7. Data Retention Period
| Data Category | Retention Period |
|---|---|
| Contact form data | 2 years from last interaction |
| Analytics data (anonymized) | 14 months |
| Log data | 12 months |
| Consents | Until consent is withdrawn |
8. Data Subject Rights
Pursuant to Articles 15-22 of the GDPR, you have the right to:
- Access (Art. 15 GDPR) - Obtain confirmation that your personal data is being processed and request a copy
- Rectification (Art. 16 GDPR) - Request correction of incorrect or incomplete data
- Erasure (Art. 17 GDPR) - Request deletion of your data (“right to be forgotten”)

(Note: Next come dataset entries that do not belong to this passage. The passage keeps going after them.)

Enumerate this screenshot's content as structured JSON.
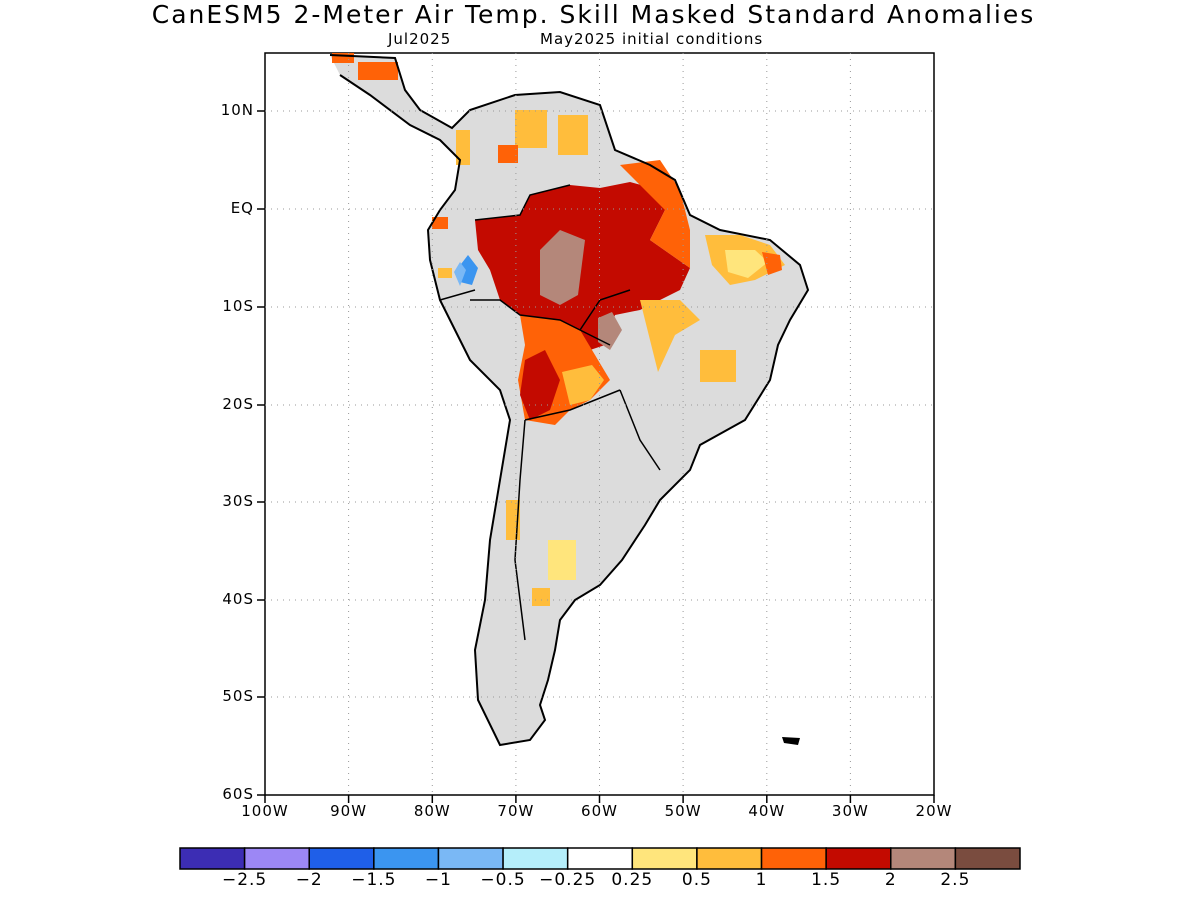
{
  "header": {
    "title": "CanESM5 2-Meter Air Temp. Skill Masked Standard Anomalies",
    "valid_month": "Jul2025",
    "initial_conditions": "May2025 initial conditions"
  },
  "map": {
    "region": "South America",
    "lat_labels": [
      "10N",
      "EQ",
      "10S",
      "20S",
      "30S",
      "40S",
      "50S",
      "60S"
    ],
    "lon_labels": [
      "100W",
      "90W",
      "80W",
      "70W",
      "60W",
      "50W",
      "40W",
      "30W",
      "20W"
    ],
    "gridlines": "dotted",
    "masked_fill_color": "#dcdcdc"
  },
  "colorbar": {
    "colors": [
      "#3c2db4",
      "#9c87f5",
      "#1f5fe8",
      "#3b95f0",
      "#7ab8f5",
      "#b5eefa",
      "#ffffff",
      "#ffe57c",
      "#ffbd3c",
      "#ff6207",
      "#c30a00",
      "#b4877a",
      "#7a4c3f"
    ],
    "labels": [
      "-2.5",
      "-2",
      "-1.5",
      "-1",
      "-0.5",
      "-0.25",
      "0.25",
      "0.5",
      "1",
      "1.5",
      "2",
      "2.5"
    ]
  },
  "anomaly_regions": [
    {
      "name": "central-amazon-strong-positive",
      "level": "2",
      "color": "#c30a00"
    },
    {
      "name": "amazon-peak-positive",
      "level": "2.5",
      "color": "#b4877a"
    },
    {
      "name": "northeast-brazil-positive",
      "level": "1.5",
      "color": "#ff6207"
    },
    {
      "name": "bolivia-paraguay-positive",
      "level": "1.5",
      "color": "#ff6207"
    },
    {
      "name": "peru-andes-negative",
      "level": "-1",
      "color": "#3b95f0"
    },
    {
      "name": "argentina-weak-positive",
      "level": "0.5",
      "color": "#ffe57c"
    }
  ]
}
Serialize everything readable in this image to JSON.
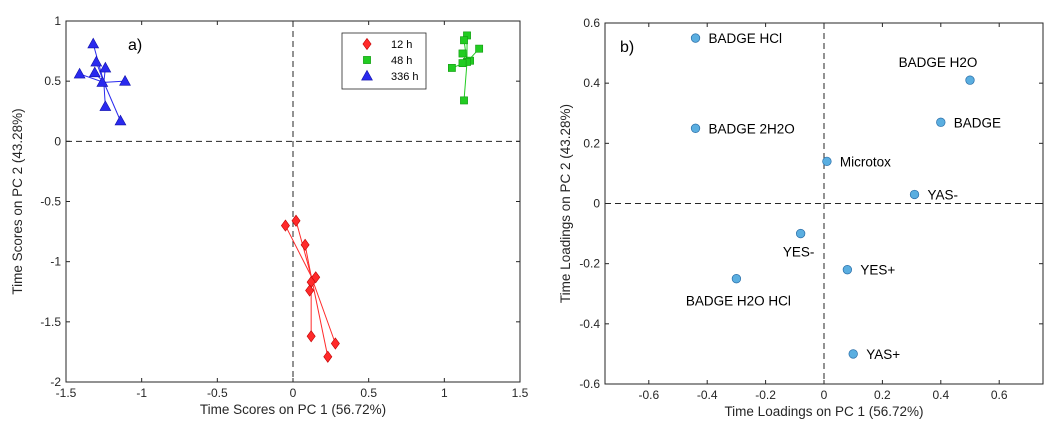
{
  "chart_data": [
    {
      "type": "scatter",
      "panel_label": "a)",
      "xlabel": "Time Scores on PC 1 (56.72%)",
      "ylabel": "Time Scores on PC 2 (43.28%)",
      "xlim": [
        -1.5,
        1.5
      ],
      "ylim": [
        -2,
        1
      ],
      "xticks": [
        -1.5,
        -1,
        -0.5,
        0,
        0.5,
        1,
        1.5
      ],
      "yticks": [
        -2,
        -1.5,
        -1,
        -0.5,
        0,
        0.5,
        1
      ],
      "xtick_labels": [
        "-1.5",
        "-1",
        "-0.5",
        "0",
        "0.5",
        "1",
        "1.5"
      ],
      "ytick_labels": [
        "-2",
        "-1.5",
        "-1",
        "-0.5",
        "0",
        "0.5",
        "1"
      ],
      "grid": false,
      "reference_lines": "dashed lines at x=0 and y=0",
      "legend_position": "top-right",
      "series": [
        {
          "name": "12 h",
          "marker": "diamond",
          "color": "#ff2a2a",
          "centroid": [
            0.12,
            -1.12
          ],
          "points": [
            [
              -0.05,
              -0.7
            ],
            [
              0.02,
              -0.66
            ],
            [
              0.08,
              -0.86
            ],
            [
              0.15,
              -1.13
            ],
            [
              0.12,
              -1.17
            ],
            [
              0.11,
              -1.24
            ],
            [
              0.12,
              -1.62
            ],
            [
              0.28,
              -1.68
            ],
            [
              0.23,
              -1.79
            ]
          ]
        },
        {
          "name": "48 h",
          "marker": "square",
          "color": "#22cc22",
          "centroid": [
            1.15,
            0.66
          ],
          "points": [
            [
              1.15,
              0.88
            ],
            [
              1.13,
              0.84
            ],
            [
              1.23,
              0.77
            ],
            [
              1.12,
              0.73
            ],
            [
              1.17,
              0.67
            ],
            [
              1.15,
              0.66
            ],
            [
              1.12,
              0.65
            ],
            [
              1.05,
              0.61
            ],
            [
              1.13,
              0.34
            ]
          ]
        },
        {
          "name": "336 h",
          "marker": "triangle",
          "color": "#2a2aee",
          "centroid": [
            -1.25,
            0.49
          ],
          "points": [
            [
              -1.32,
              0.81
            ],
            [
              -1.3,
              0.66
            ],
            [
              -1.24,
              0.61
            ],
            [
              -1.31,
              0.57
            ],
            [
              -1.41,
              0.56
            ],
            [
              -1.11,
              0.5
            ],
            [
              -1.26,
              0.49
            ],
            [
              -1.24,
              0.29
            ],
            [
              -1.14,
              0.17
            ]
          ]
        }
      ]
    },
    {
      "type": "scatter",
      "panel_label": "b)",
      "xlabel": "Time Loadings on PC 1 (56.72%)",
      "ylabel": "Time Loadings on PC 2 (43.28%)",
      "xlim": [
        -0.75,
        0.75
      ],
      "ylim": [
        -0.6,
        0.6
      ],
      "xticks": [
        -0.6,
        -0.4,
        -0.2,
        0,
        0.2,
        0.4,
        0.6
      ],
      "yticks": [
        -0.6,
        -0.4,
        -0.2,
        0,
        0.2,
        0.4,
        0.6
      ],
      "xtick_labels": [
        "-0.6",
        "-0.4",
        "-0.2",
        "0",
        "0.2",
        "0.4",
        "0.6"
      ],
      "ytick_labels": [
        "-0.6",
        "-0.4",
        "-0.2",
        "0",
        "0.2",
        "0.4",
        "0.6"
      ],
      "grid": false,
      "reference_lines": "dashed lines at x=0 and y=0",
      "marker_color": "#5aaee0",
      "points": [
        {
          "label": "BADGE HCl",
          "x": -0.44,
          "y": 0.55,
          "label_side": "right"
        },
        {
          "label": "BADGE H2O",
          "x": 0.5,
          "y": 0.41,
          "label_side": "above"
        },
        {
          "label": "BADGE",
          "x": 0.4,
          "y": 0.27,
          "label_side": "right"
        },
        {
          "label": "BADGE 2H2O",
          "x": -0.44,
          "y": 0.25,
          "label_side": "right"
        },
        {
          "label": "Microtox",
          "x": 0.01,
          "y": 0.14,
          "label_side": "right"
        },
        {
          "label": "YAS-",
          "x": 0.31,
          "y": 0.03,
          "label_side": "right"
        },
        {
          "label": "YES-",
          "x": -0.08,
          "y": -0.1,
          "label_side": "below"
        },
        {
          "label": "YES+",
          "x": 0.08,
          "y": -0.22,
          "label_side": "right"
        },
        {
          "label": "BADGE H2O HCl",
          "x": -0.3,
          "y": -0.25,
          "label_side": "below"
        },
        {
          "label": "YAS+",
          "x": 0.1,
          "y": -0.5,
          "label_side": "right"
        }
      ]
    }
  ]
}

- Restriction (Art. 18 GDPR) - Request restriction of processing
- Portability (Art. 20 GDPR) - Receive your data in a structured, commonly used format
- Objection (Art. 21 GDPR) - Object to processing for direct marketing purposes
- Withdrawal of consent (Art. 7.3 GDPR) - Withdraw consent at any time without affecting the lawfulness of processing based on consent before withdrawal
To exercise your rights, send a written request to: info@momentophotography.com
You also have the right to lodge a complaint with the Data Protection Authority (www.garanteprivacy.it).
9. Mandatory Data Provision
Providing data through the contact form is necessary to provide you with the requested information. Failure to provide data will make it impossible to respond to your request.
10. Automated Decision-Making
We do not use automated decision-making pursuant to Article 22 of the GDPR that produces legal effects or significantly affects you.
11. Changes to the Privacy Policy
We reserve the right to modify this Privacy Policy at any time. Changes will be published on this page with the date of last revision. In case of substantial changes, we will inform you through a prominent notice on the website.
Last revised: March 4, 2026
This policy complies with Regulation (EU) 2016/679 (GDPR) and Italian data protection legislation.